One presenter, Michael Thaut, summing up towards the end of final session, stated that musical structures were basic to the brain, in neurological forms that predated and were more fundamental than those connected with language. He reminded us that the first emergence of modern humans was accompanied by completely developed visual art and flutes that were made to produce perfect octaves, this preceding any complicated technology and probably sophisticated language. In my layman’s mind, I had the thought that with music we are immediately connected with an order beyond and outside ourselves (think mathematics) which is united with our personal emotions and memories.

I was grateful that some music was performed towards the end of the symposium. Welcoming healing and consolation ourselves, we sat listening in the same room where we had attended to highly reasoned arguments and looked hard at statistical graphs and complex brain scans. Was I the only one who felt that I had gone “somewhere else” while listening to the harp and violin and piano, and then “came back” to the speakers’ conclusions?

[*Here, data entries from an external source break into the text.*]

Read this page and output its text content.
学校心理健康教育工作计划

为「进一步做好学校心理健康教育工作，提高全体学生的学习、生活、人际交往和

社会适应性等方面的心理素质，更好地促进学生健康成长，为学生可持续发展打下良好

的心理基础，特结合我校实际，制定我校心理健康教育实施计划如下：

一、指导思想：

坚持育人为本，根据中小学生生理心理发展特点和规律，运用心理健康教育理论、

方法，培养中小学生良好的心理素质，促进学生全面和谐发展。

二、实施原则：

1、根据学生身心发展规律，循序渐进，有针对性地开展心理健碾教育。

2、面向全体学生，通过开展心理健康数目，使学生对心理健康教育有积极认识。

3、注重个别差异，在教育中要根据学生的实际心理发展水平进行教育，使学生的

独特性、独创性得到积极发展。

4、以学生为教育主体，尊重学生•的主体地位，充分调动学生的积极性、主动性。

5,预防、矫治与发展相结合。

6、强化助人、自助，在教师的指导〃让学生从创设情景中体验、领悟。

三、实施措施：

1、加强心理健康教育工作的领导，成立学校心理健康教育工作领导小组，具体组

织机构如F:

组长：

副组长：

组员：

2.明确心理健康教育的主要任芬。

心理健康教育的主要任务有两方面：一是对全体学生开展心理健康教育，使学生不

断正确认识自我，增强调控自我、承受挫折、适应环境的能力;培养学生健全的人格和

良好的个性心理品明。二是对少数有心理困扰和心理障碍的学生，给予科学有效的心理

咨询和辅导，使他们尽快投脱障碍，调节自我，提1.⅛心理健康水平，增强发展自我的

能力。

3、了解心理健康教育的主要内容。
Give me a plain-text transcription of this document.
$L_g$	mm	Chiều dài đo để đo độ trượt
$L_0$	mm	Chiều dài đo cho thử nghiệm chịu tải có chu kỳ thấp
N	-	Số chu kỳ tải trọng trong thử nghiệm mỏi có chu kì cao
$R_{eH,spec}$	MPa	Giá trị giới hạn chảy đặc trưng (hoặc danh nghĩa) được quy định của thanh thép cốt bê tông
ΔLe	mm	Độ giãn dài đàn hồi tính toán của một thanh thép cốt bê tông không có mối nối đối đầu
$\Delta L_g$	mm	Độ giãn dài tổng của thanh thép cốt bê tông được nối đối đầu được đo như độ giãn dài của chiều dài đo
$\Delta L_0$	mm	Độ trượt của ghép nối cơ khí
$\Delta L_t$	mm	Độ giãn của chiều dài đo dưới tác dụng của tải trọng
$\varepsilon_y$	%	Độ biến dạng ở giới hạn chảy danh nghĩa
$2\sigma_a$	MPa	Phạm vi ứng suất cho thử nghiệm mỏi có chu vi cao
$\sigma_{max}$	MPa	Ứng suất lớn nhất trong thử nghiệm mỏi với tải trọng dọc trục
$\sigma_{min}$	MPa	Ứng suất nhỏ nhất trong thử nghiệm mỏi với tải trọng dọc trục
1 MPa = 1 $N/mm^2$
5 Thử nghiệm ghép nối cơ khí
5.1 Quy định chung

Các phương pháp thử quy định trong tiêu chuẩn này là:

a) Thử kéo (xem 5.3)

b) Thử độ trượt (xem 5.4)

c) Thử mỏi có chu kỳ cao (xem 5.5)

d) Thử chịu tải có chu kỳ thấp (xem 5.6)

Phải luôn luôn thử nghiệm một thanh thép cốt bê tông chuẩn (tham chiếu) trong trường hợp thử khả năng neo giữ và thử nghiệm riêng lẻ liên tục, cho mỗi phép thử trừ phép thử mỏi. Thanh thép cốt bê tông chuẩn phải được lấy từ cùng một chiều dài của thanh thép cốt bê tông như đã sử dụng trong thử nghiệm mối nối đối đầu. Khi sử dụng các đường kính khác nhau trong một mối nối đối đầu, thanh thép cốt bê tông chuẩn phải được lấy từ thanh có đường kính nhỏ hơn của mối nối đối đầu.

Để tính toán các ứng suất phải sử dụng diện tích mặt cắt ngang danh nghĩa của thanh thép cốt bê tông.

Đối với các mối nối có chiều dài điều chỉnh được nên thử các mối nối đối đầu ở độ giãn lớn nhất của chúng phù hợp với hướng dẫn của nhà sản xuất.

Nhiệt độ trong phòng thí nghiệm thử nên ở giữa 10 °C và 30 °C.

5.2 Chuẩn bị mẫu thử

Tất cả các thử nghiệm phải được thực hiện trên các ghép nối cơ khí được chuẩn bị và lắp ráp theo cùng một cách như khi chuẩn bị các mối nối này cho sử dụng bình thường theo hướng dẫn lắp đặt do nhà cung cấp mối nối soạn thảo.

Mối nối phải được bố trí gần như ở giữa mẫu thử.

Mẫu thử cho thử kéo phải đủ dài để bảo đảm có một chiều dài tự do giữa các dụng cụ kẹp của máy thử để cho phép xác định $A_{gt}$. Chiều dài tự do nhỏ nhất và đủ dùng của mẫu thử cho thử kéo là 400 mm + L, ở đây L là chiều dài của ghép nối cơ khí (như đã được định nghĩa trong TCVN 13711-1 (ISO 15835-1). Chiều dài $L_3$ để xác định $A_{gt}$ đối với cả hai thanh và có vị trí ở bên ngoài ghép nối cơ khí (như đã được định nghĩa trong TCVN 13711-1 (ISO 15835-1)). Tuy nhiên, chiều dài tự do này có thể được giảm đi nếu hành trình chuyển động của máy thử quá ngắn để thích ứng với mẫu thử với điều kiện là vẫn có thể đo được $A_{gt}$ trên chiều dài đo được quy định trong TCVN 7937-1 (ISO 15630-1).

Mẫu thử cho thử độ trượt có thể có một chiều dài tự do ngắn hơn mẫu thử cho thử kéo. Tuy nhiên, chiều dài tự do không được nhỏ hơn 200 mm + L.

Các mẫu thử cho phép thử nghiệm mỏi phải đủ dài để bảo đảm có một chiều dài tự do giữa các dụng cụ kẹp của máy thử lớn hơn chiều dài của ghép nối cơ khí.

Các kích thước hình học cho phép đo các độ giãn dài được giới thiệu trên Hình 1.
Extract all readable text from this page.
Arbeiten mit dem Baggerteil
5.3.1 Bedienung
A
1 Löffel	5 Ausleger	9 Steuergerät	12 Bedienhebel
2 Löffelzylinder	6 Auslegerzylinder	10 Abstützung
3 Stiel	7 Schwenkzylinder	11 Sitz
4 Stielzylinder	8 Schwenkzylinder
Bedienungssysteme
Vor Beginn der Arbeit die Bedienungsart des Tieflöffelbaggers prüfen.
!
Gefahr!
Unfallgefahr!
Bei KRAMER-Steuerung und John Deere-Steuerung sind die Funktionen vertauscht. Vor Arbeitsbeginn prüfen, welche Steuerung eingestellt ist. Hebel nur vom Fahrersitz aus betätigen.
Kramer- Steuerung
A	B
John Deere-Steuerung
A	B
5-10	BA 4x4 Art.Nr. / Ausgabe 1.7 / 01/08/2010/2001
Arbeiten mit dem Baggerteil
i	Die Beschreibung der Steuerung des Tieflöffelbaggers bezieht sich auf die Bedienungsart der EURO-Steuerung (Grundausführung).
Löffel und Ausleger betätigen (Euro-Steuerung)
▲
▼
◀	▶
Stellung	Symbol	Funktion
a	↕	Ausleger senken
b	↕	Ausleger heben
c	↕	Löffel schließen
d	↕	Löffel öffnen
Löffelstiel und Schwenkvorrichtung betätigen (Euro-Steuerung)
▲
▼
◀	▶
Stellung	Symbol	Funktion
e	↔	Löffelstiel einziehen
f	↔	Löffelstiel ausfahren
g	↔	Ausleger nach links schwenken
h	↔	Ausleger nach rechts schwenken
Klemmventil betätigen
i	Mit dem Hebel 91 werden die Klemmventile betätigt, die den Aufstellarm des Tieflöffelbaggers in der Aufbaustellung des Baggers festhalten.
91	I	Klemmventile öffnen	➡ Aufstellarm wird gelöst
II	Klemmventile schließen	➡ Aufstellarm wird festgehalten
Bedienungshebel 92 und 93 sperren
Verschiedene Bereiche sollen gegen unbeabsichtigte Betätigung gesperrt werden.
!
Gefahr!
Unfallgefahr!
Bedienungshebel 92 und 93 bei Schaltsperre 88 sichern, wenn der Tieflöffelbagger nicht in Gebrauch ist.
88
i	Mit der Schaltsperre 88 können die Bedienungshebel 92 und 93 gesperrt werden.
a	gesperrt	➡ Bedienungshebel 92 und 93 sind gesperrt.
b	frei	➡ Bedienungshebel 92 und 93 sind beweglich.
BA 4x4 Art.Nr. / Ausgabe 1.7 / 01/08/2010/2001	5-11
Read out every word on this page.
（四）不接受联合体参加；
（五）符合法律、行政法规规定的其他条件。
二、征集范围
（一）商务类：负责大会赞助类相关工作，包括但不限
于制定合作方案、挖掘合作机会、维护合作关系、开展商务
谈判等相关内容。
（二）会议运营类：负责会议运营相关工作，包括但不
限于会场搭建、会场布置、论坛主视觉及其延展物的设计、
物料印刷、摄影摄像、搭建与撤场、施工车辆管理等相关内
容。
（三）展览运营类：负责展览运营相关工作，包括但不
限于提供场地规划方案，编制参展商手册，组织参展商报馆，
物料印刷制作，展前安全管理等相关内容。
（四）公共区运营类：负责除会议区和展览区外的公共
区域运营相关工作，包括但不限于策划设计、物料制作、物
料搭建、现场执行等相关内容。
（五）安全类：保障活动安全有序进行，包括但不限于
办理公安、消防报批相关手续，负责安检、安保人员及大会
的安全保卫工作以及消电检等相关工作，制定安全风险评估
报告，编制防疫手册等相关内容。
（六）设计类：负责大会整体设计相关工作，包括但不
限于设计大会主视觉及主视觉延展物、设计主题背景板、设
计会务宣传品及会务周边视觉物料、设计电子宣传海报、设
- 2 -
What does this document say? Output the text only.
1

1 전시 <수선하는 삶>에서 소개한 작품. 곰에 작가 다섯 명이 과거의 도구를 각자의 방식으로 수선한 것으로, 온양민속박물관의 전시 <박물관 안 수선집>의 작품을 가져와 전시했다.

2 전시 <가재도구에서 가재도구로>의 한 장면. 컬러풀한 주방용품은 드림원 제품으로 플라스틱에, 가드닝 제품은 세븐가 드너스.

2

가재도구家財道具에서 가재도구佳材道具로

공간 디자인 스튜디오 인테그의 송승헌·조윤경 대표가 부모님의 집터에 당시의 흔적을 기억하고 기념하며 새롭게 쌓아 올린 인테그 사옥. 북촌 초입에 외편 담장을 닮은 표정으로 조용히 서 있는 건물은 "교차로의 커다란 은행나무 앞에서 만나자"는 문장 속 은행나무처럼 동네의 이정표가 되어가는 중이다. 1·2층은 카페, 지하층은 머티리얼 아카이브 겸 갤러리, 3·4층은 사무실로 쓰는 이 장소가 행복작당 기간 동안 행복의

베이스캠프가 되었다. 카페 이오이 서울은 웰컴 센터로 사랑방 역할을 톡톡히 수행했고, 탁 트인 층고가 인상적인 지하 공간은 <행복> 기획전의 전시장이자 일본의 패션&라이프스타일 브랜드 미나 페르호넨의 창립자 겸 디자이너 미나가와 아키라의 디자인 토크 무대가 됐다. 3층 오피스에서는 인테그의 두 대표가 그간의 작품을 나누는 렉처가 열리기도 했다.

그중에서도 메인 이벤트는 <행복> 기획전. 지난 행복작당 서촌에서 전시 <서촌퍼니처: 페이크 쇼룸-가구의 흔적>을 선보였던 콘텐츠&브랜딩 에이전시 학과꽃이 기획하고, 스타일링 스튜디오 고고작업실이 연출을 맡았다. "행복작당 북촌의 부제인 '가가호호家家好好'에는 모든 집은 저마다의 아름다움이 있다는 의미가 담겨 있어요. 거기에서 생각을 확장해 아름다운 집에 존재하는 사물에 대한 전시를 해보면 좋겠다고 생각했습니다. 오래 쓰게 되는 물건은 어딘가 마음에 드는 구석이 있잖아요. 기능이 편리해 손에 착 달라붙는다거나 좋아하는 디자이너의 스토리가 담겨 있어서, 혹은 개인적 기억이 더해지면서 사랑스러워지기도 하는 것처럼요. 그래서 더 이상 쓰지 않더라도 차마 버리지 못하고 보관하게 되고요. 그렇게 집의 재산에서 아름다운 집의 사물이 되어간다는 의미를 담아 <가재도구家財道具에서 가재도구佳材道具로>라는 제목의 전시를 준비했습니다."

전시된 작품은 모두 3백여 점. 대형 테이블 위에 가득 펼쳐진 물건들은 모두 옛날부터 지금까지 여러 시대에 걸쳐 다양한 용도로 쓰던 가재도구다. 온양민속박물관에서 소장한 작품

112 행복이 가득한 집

There is “music,” as in “Music and the Brain,” and there are pieces of music, as in the sound track of our youth, the music of our teens and twenties that is never supplanted. And there is music in real time, performances and listening experiences that are never the same twice. This is what I heard that morning in the music played for us (the following youtube examples of the musical works are not from the symposium):

Small River Flowing (Chinese Folk Song)

A respectful speaker with inclined head relates stories of inescapable fate, wonders, places. Not wanting to disturb the equanimity of the hearer, the tales are told through the charming sound of running water.

Gymnopidies No. 1 Erik Satie

This piano piece reminded me of a college friend who on first hearing this, began crying without knowing why or what for. It can gently dissolve the barrier between daily life and unshed tears.

The Girl with the Flaxen Hair Claude Debussy

Debussy slows forward motion, striving, wanting. We are in an armchair in Proust’s writing room, magic lantern pictures moving on the wall evoking memories and sensations. Not busy making our life, but allowing it to be what it now is.

Chaconne JS Bach

Whatever areas of the brain are normally activated with music, this work must engage almost all others as well. It seems to include the argument of speech, and elicit immense physical as well as moral effort. For every consolation it offers, it also recommends the inescapable path of suffering; and vice versa, all pain is mitigated by the sweetness of music and understanding.

Paintings pictured: “Egyptian Women Musicians,” ca. 1400 BC, tempera on paper; Daumier “Three Amateur Musicians'” 1864, oil on canvas; Rembrandt “King Saul and David,” 1655-60, oil on canvas.

-The skies were beautiful in Santa Fe, and the oldest house in the US which is there, quiet at night.